B. Mahkemece Bozmaya Uyularak Verilen Karar
Mahkemenin yukarıda tarih ve sayısı belirtilen kararıyla; Yargıtay bozma ilamında belirtilen hususlar dikkate alınarak bilirkişi heyetince yapılan hesaplama doğrultusunda davacının 3 adet serbest meslek makbuzundan ötürü toplam alacak tutarının 24.148,07 TL olduğu, davalı şirketin davacı hesabına 16.681,36 TL tutarında ödeme işleminin gerçekleşmiş olduğu dikkate alındığında davacı yanın davalı şirketten talep etmekte haklı olduğu tutarın 7.466,71 TL olduğu gerekçesiyle davanın kısmen kabulü ile %40 oranında icra inkar tazminatına karar verilmiştir.
V. TEMYİZ
A. Temyiz Yoluna Başvuran
Mahkemenin yukarıda belirtilen kararına karşı süresi içinde davalı vekili temyiz isteminde bulunmuştur.
B. Temyiz Sebepleri
Davalı vekili temyiz dilekçesinde özetle; yürütülen tahkikatın hukuka aykırı olduğunu, yeni bir bilirkişiden rapor alınması talebine itibar edilmediğini, kök raporu tekrar eden ek rapor üzerinden hüküm kurulmasının hukuka aykırı olduğunu, danışmanlık işi sözleşmesinde işi alanın avukat olması gerektiğini, şahsın ihale konusu dönem itibarıyla avukat olmadığını, davacının davasını ispat edemediğini, ihale konusu işin tam ve eksiksiz olarak yapılmadığını, yapılan ödemelerin avans adı altında henüz ... tamamlanmadan yapıldığını, davacının herhangi bir alacağı bulunmadığını, dosya kapsamında bulunan delillerin tümünün kararda değerlendirmediğini, hükmedilen icra inkar tazminatı usul ve yasaya aykırı olduğu gibi asıl alacağın %20'sini de aşamayacağını beyanla kararın bozulmasını talep etmiştir.
C. Gerekçe
1. Uyuşmazlık ve Hukuki Nitelendirme
Uyuşmazlık, taraflar arasında akdedilen hukuki danışmanlık işine ilişkin sözleşmeden doğan alacağın tahsili amacıyla başlatılan icra takibine vaki itirazın iptali istemine ilişkindir.
2. İlgili Hukuk
2004 sayılı İcra ve İflas Kanununun 67 nci maddesi, Mülga 1086 sayılı Hukuk Usulü Muhakemeleri Kanununun 427 ncı ve devamı maddeleri.
3. Değerlendirme
1. Mahkemelerin nihai kararlarının bozulması 6100 sayılı Kanunun geçici 3 ncü maddesinin ikinci fıkrası atfıyla uygulanmasına devam olunan mülga 1086 sayılı Kanunun 427 nci maddesi ile 439 ncu maddesinin ikinci fıkrasında yer alan sebeplerden birinin varlığı hâlinde mümkündür.

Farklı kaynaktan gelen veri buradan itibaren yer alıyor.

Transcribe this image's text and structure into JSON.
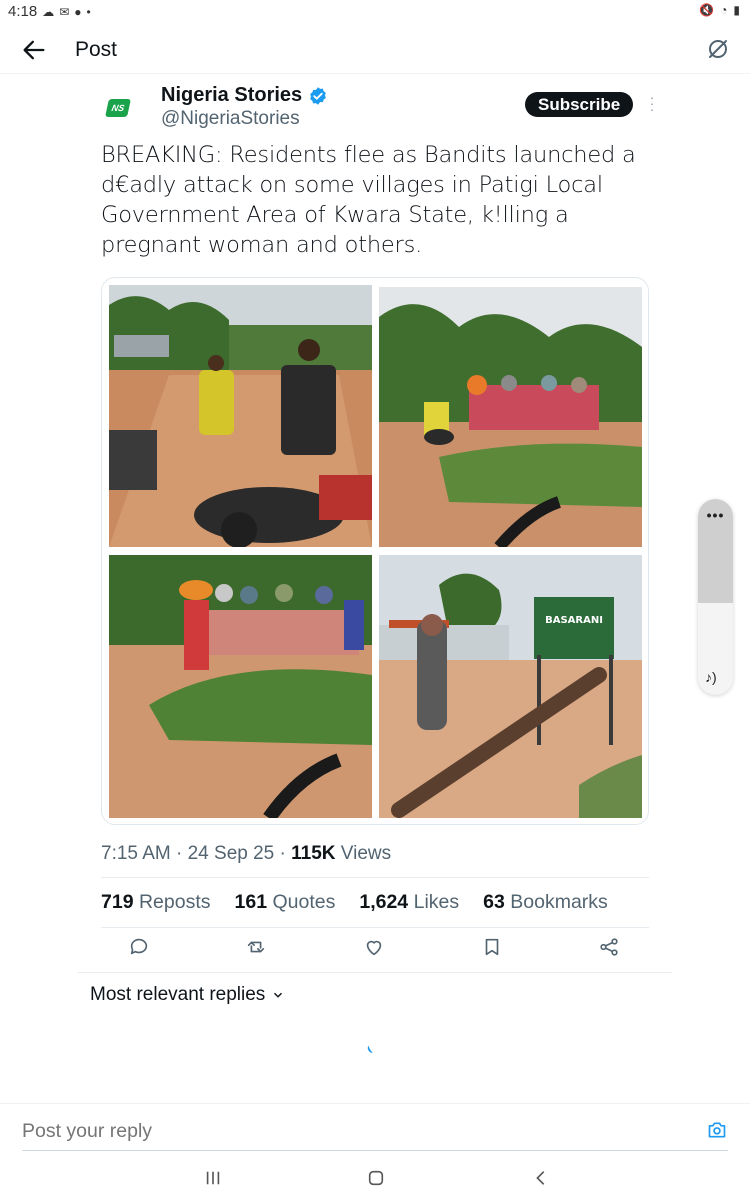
{
  "status_bar": {
    "time": "4:18"
  },
  "header": {
    "title": "Post"
  },
  "author": {
    "name": "Nigeria Stories",
    "handle": "@NigeriaStories",
    "avatar_text": "NS",
    "subscribe_label": "Subscribe"
  },
  "post": {
    "text": "BREAKING: Residents flee as Bandits launched a d€adly attack on some villages in Patigi Local Government Area of Kwara State, k!lling a pregnant woman and others.",
    "photo_sign_text": "BASARANI"
  },
  "meta": {
    "time": "7:15 AM",
    "date": "24 Sep 25",
    "views_count": "115K",
    "views_label": "Views"
  },
  "stats": {
    "reposts_count": "719",
    "reposts_label": "Reposts",
    "quotes_count": "161",
    "quotes_label": "Quotes",
    "likes_count": "1,624",
    "likes_label": "Likes",
    "bookmarks_count": "63",
    "bookmarks_label": "Bookmarks"
  },
  "replies": {
    "filter_label": "Most relevant replies"
  },
  "reply_bar": {
    "placeholder": "Post your reply"
  },
  "scroll_overlay": {
    "dots": "•••"
  },
  "colors": {
    "accent": "#1d9bf0",
    "text": "#0f1419",
    "secondary": "#536471"
  }
}
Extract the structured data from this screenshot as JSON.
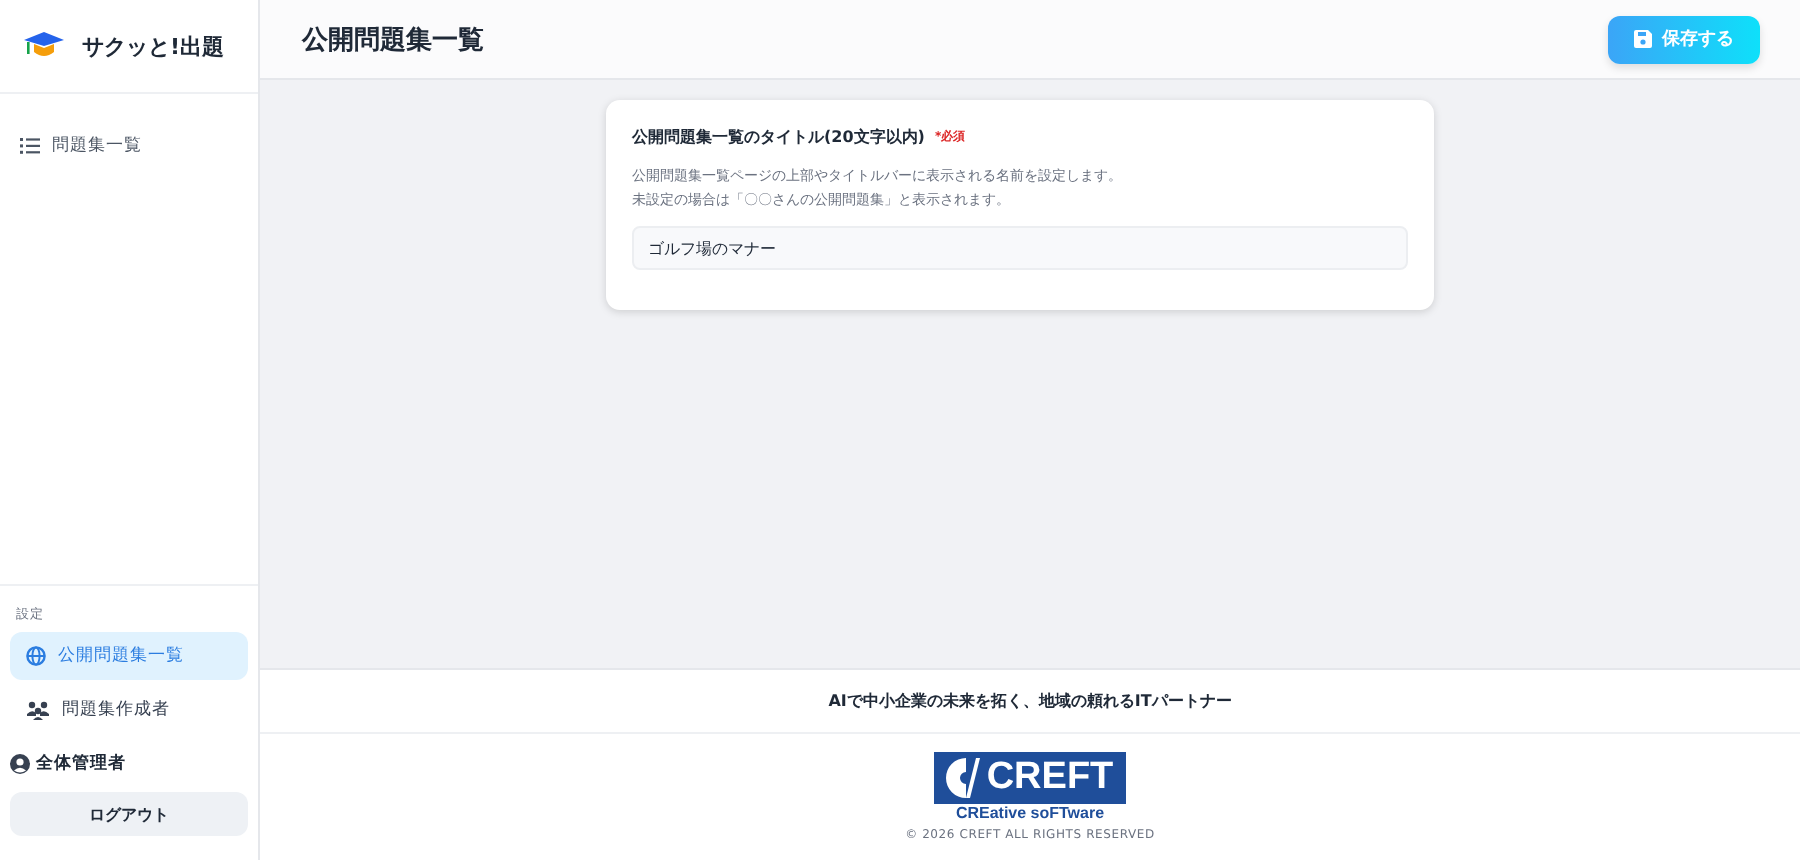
{
  "app": {
    "name": "サクッと!出題"
  },
  "sidebar": {
    "items": [
      {
        "label": "問題集一覧",
        "selected": false
      }
    ],
    "settings_label": "設定",
    "settings_items": [
      {
        "label": "公開問題集一覧",
        "selected": true,
        "kind": "globe"
      },
      {
        "label": "問題集作成者",
        "selected": false,
        "kind": "users"
      }
    ],
    "user": "全体管理者",
    "logout": "ログアウト"
  },
  "header": {
    "title": "公開問題集一覧",
    "save_button": "保存する"
  },
  "form": {
    "label": "公開問題集一覧のタイトル(20文字以内)",
    "required": "*必須",
    "help": [
      "公開問題集一覧ページの上部やタイトルバーに表示される名前を設定します。",
      "未設定の場合は「〇〇さんの公開問題集」と表示されます。"
    ],
    "value": "ゴルフ場のマナー"
  },
  "footer": {
    "tagline": "AIで中小企業の未来を拓く、地域の頼れるITパートナー",
    "logo": "CREFT",
    "logo_sub": "CREative soFTware",
    "copyright": "© 2026 CREFT ALL RIGHTS RESERVED"
  }
}
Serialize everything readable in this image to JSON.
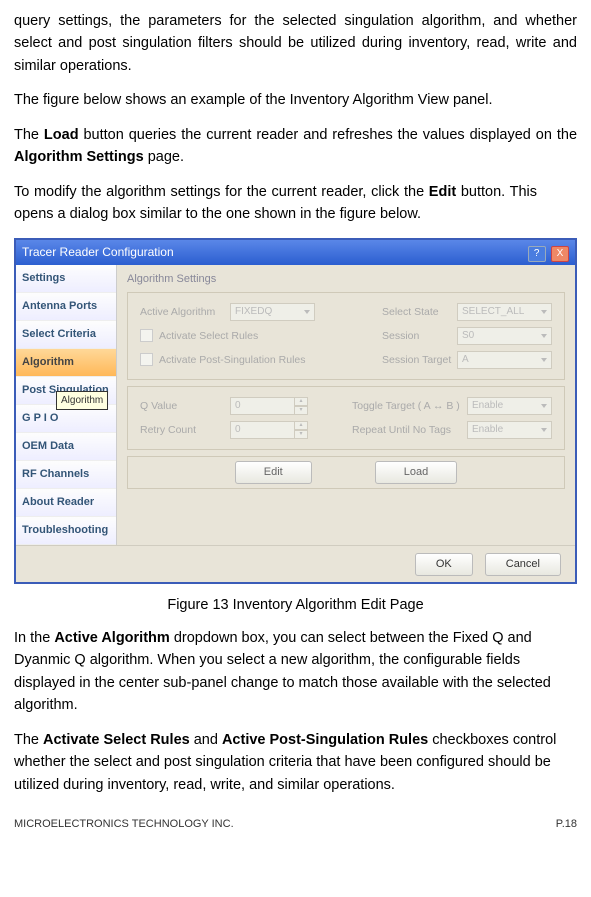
{
  "para1": "query settings, the parameters for the selected singulation algorithm, and whether select and post singulation filters should be utilized during inventory, read, write and similar operations.",
  "para2": "The figure below shows an example of the Inventory Algorithm View panel.",
  "para3a": "The ",
  "para3b": "Load",
  "para3c": " button queries the current reader and refreshes the values displayed on the ",
  "para3d": "Algorithm Settings",
  "para3e": " page.",
  "para4a": "To modify the algorithm settings for the current reader, click the ",
  "para4b": "Edit",
  "para4c": " button. This opens a dialog box similar to the one shown in the figure below.",
  "dlg": {
    "title": "Tracer Reader Configuration",
    "help": "?",
    "close": "X",
    "sidebar": [
      "Settings",
      "Antenna Ports",
      "Select Criteria",
      "Algorithm",
      "Post Singulation",
      "G P I O",
      "OEM Data",
      "RF Channels",
      "About Reader",
      "Troubleshooting"
    ],
    "tooltip": "Algorithm",
    "section": "Algorithm Settings",
    "activeAlg": "Active Algorithm",
    "activeAlgVal": "FIXEDQ",
    "cb1": "Activate Select Rules",
    "cb2": "Activate Post-Singulation Rules",
    "selectState": "Select State",
    "selectStateVal": "SELECT_ALL",
    "session": "Session",
    "sessionVal": "S0",
    "sessionTarget": "Session Target",
    "sessionTargetVal": "A",
    "qvalue": "Q Value",
    "qvalueVal": "0",
    "retry": "Retry Count",
    "retryVal": "0",
    "toggle": "Toggle Target ( A ↔ B )",
    "toggleVal": "Enable",
    "repeat": "Repeat Until No Tags",
    "repeatVal": "Enable",
    "edit": "Edit",
    "load": "Load",
    "ok": "OK",
    "cancel": "Cancel"
  },
  "caption": "Figure 13 Inventory Algorithm Edit Page",
  "para5a": "In the ",
  "para5b": "Active Algorithm",
  "para5c": " dropdown box, you can select between the Fixed Q and Dyanmic Q algorithm. When you select a new algorithm, the configurable fields displayed in the center sub-panel change to match those available with the selected algorithm.",
  "para6a": "The ",
  "para6b": "Activate Select Rules",
  "para6c": " and ",
  "para6d": "Active Post-Singulation Rules",
  "para6e": " checkboxes control whether the select and post singulation criteria that have been configured should be utilized during inventory, read, write, and similar operations.",
  "footerLeft": "MICROELECTRONICS TECHNOLOGY INC.",
  "footerRight": "P.18"
}
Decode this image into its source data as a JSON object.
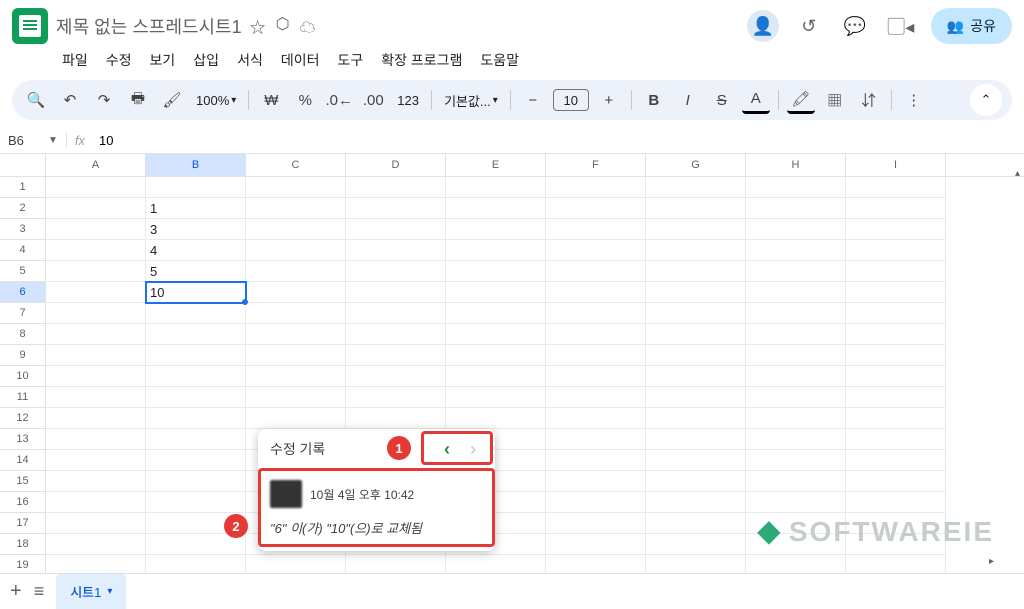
{
  "header": {
    "title": "제목 없는 스프레드시트1",
    "share_label": "공유"
  },
  "menu": [
    "파일",
    "수정",
    "보기",
    "삽입",
    "서식",
    "데이터",
    "도구",
    "확장 프로그램",
    "도움말"
  ],
  "toolbar": {
    "zoom": "100%",
    "currency": "₩",
    "percent": "%",
    "numfmt": "123",
    "font": "기본값...",
    "fontsize": "10"
  },
  "namebox": "B6",
  "formula": "10",
  "columns": [
    "A",
    "B",
    "C",
    "D",
    "E",
    "F",
    "G",
    "H",
    "I"
  ],
  "rows": [
    1,
    2,
    3,
    4,
    5,
    6,
    7,
    8,
    9,
    10,
    11,
    12,
    13,
    14,
    15,
    16,
    17,
    18,
    19
  ],
  "cells": {
    "B2": "1",
    "B3": "3",
    "B4": "4",
    "B5": "5",
    "B6": "10"
  },
  "selected": {
    "row": 6,
    "col": "B"
  },
  "popup": {
    "title": "수정 기록",
    "timestamp": "10월 4일 오후 10:42",
    "change": "\"6\" 이(가) \"10\"(으)로 교체됨"
  },
  "annotations": {
    "1": "1",
    "2": "2"
  },
  "sheet_tab": "시트1",
  "watermark": "SOFTWAREIE"
}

2. Temyizen incelenen karar, tarafların karşılıklı iddia ve savunmalarına, dayandıkları belgelere, uyuşmazlığa uygulanması gereken hukuk kuralları ile hukuki ilişkinin nitelendirilmesine, dava şartlarına, yargılama ve ispat kuralları ile kararda belirtilen gerekçelere göre mahkemece uyulan bozma kararı gereğince inceleme yapılarak hüküm verilmiş olmasına, delillerin takdirinde bir isabetsizlik bulunmamasına göre usul ve kanuna uygun olup temyiz dilekçesinde ileri sürülen nedenler kararın bozulmasını gerektirecek nitelikte görülmemiştir.
VII. KARAR
Açıklanan sebeplerle;
Davalı vekilinin yerinde görülmeyen tüm temyiz itirazlarının reddi ile usul ve kanuna uygun olan kararın ONANMASINA,
Aşağıda yazılı temyiz giderinin temyiz edene yükletilmesine,
Dosyanın Mahkemesine gönderilmesine,
Karar düzeltme yolu kapalı olmak üzere,
22.01.2024 tarihinde oy birliğiyle karar verildi.